Jack London State Park, in nearby Glen Ellan, CA, has been holding quarterly book discussion groups this year, hosted by professors Dr. Susan Nuernberg and Dr. Iris Jamahl Dunkle who are working on a book about Charmain Kittredge London’s creative life. We missed The Call of the Wild, held earlier this year, but made it to yesterday’s discussion of The Sea Wolf, a largely forgotten classic that really deserves a much wider readership.
For those of you who don’t know the book, the novel follows Humphrey Van Weyden, a 35-year-0ld gentleman who lives in Marin Co., California where he writes critical reviews for various magazines and lives off of money a previous generation earned. While crossing the San Francisco Bay, the ferry he is riding crashes and sinks in the fog. Humphrey is “rescued” by Wolf Larson, captain of The Ghost one of the last remaining wood and sail ships working in the seal hunting fields of the north-western Pacific. Capt. Larson is unwilling to make an emergency stop so Humphrey is forced to join the crew where he eventually works his way up to first-mate.
The real interest in The Sea Wolf is captain Larson. Larson stands in as Jack London’s critique of Nietzsche’s Superman ideal. Larson knows no moral code except what he can get away with and what he can force his crew to submit to. He is monstrous in the way he treats others, using them as long as they are useful then discarding them, even throwing them into the sea if necessary. He intends to make it on his own, without the help of anyone and has no respect for anyone who cannot do the same.
However, he is extremely well-read, as well-read as Van Weyden the published critic. So he keeps Van Weyden close, not just to see how far he can push this college educated man, but to enjoy the more rarefied conversation Van Weyden can provide. They have, after all is said and done, read the same books, something I could certainly understand.
The Sea Wolf works as an entertaining adventure story. Modern readers may find a few events a bit hard to swallow, but you’ll look far and wide to come up with a better account of life at sea in a sailing ship. Much of the writing is wonderful. This is the second time I’ve read The Sea Wolf so I was prepared for long conversations about philosophy between Larson and Van Weyden, but while they were there, they were much fewer and much shorter than I remembered.

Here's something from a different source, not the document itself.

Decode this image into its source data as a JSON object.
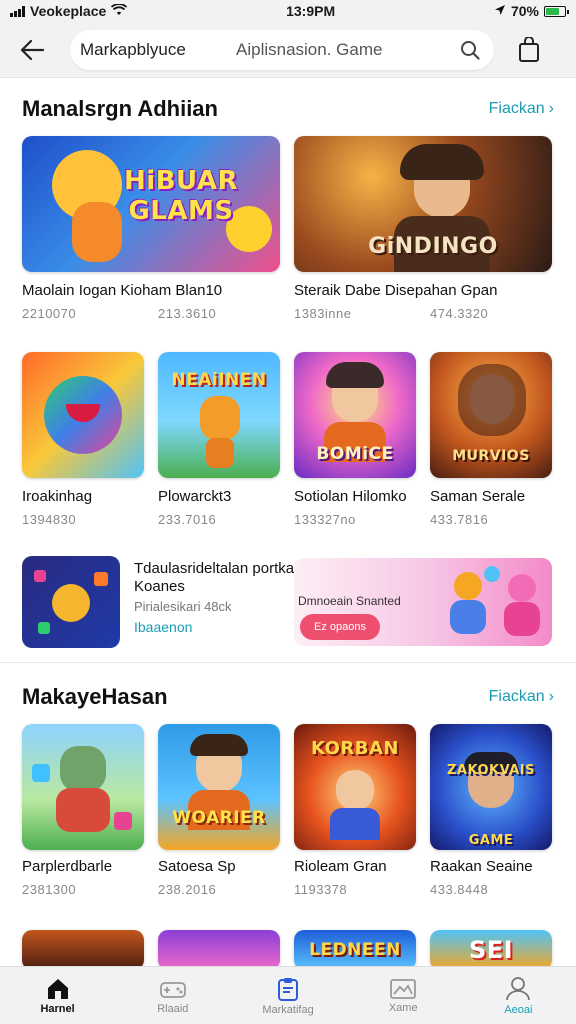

This reading I found The Sea Wolf to be about character and adventure, the struggle between a civilized man and a wild man. I read it as Buck vs. Spitz in human form.
Yesterday’s discussion group was excellent. A more-than-slightly nerdy good time for everyone. I came away from it with a much deeper understanding and appreciation for The Sea Wolf in particular and for Jack London in general.
Some things I learned:
The ferry-boat accident that opens the novel was based on a real event, a crash that occurred in 1902 in which one passenger was swept out to sea where he was rescued by fishermen. The novel was originally published in serial form in The Century magazine. Jack London replaced many of the expurgated sections for the first print edition working in tandem with his soon-to-be second wife Charmain Kittredge. The two of them would work side by side for the rest of London’s life. Across from each other actually, as they sat at facing desks while they worked. London was travelling overseas during the last few months of the books editing process so he gave Charmian free rein to do what she thought was best with the final changes and edits made to The Sea Wolf.

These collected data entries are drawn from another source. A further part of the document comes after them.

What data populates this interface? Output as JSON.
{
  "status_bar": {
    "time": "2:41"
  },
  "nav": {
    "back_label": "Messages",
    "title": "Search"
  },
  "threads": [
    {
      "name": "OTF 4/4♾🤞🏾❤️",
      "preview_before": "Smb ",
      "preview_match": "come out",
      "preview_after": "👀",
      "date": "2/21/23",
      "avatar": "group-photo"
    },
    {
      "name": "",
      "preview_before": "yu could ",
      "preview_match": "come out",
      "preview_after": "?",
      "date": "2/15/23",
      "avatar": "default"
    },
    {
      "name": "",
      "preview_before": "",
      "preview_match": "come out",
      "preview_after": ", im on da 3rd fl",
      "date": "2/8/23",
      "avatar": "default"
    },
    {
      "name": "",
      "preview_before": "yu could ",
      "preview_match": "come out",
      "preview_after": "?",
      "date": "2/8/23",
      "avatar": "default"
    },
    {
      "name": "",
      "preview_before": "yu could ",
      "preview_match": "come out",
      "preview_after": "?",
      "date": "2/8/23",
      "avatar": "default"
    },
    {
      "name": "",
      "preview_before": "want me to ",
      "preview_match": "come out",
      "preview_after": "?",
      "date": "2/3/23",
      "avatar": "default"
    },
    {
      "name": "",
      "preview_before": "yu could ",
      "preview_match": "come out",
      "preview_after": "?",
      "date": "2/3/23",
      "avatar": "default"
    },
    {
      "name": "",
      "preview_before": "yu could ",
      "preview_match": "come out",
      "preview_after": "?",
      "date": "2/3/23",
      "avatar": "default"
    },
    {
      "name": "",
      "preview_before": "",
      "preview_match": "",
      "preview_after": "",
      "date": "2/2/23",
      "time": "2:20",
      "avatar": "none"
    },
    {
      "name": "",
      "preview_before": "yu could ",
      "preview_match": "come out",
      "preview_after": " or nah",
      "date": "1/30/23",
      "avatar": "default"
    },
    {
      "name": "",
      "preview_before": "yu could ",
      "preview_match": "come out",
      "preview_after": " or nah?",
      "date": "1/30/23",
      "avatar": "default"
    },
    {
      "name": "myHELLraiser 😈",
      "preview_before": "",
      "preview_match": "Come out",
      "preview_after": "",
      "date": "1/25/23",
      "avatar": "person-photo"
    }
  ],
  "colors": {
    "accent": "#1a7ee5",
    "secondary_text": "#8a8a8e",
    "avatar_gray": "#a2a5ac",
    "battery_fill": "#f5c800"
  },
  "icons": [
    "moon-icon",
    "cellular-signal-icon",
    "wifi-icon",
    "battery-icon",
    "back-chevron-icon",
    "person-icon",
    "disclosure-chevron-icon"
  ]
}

London saw the book’s theme as “mastery” as it describes how the superman cannot be successful over the more civilized man because the greater strength lies in the group. The superman is anti-social by nature so he cannot be successful when confronted with nature. This is the real experience of the American West asJack London well knew. We may believe in the myth of the strong man standing up alone against the odds but the American West was settled by communities be they groups of families or groups of miners. No one made it on their own.
London structured The Sea Wolf’s plot as an ‘X’ with Larson starting on top then descending while Van Weyden starts at the bottom and ascends to the top. One losing mastery as the other gains it. The two meet as more-or-less equals when Maude Brewster arrives. The character of Maude is probably the weakest part of The Sea Wolf. Accepting her was a challenge for just about everyone in the discussion group. She is also ‘rescued’ by Larson from a sinking ship. She is a literary critic like Van Weyden and an adventurer like Larson. And to be honest, in what I’ve read of him to date, London does not do women very well.
But, she may be London’s nod to Charmian, which is kind of fun. After they married, Charmian would join London on nearly all of his adventures which the two of them worked to make him as famous for his travels as he was for his writing. Which may have worked against him in the end. Most Americans now know Jack London first as a great autobiography, a life very well lived, not as a writer.
I honestly expected The Sea Wolf to be an entertaining diversion, I think C.J. who joined me for the discussion group still sees it this way. However, I found much more in the novel– maybe not a great book, but a nearly great book– even before attending yesterday’s discussion group. Now, I am definitely putting The Sea Wolf on my read-it-again shelf. There’s much more going on aboard The Ghost than first meets the eye.
Meanwhile, Jack London State Park is doing White Fang this October.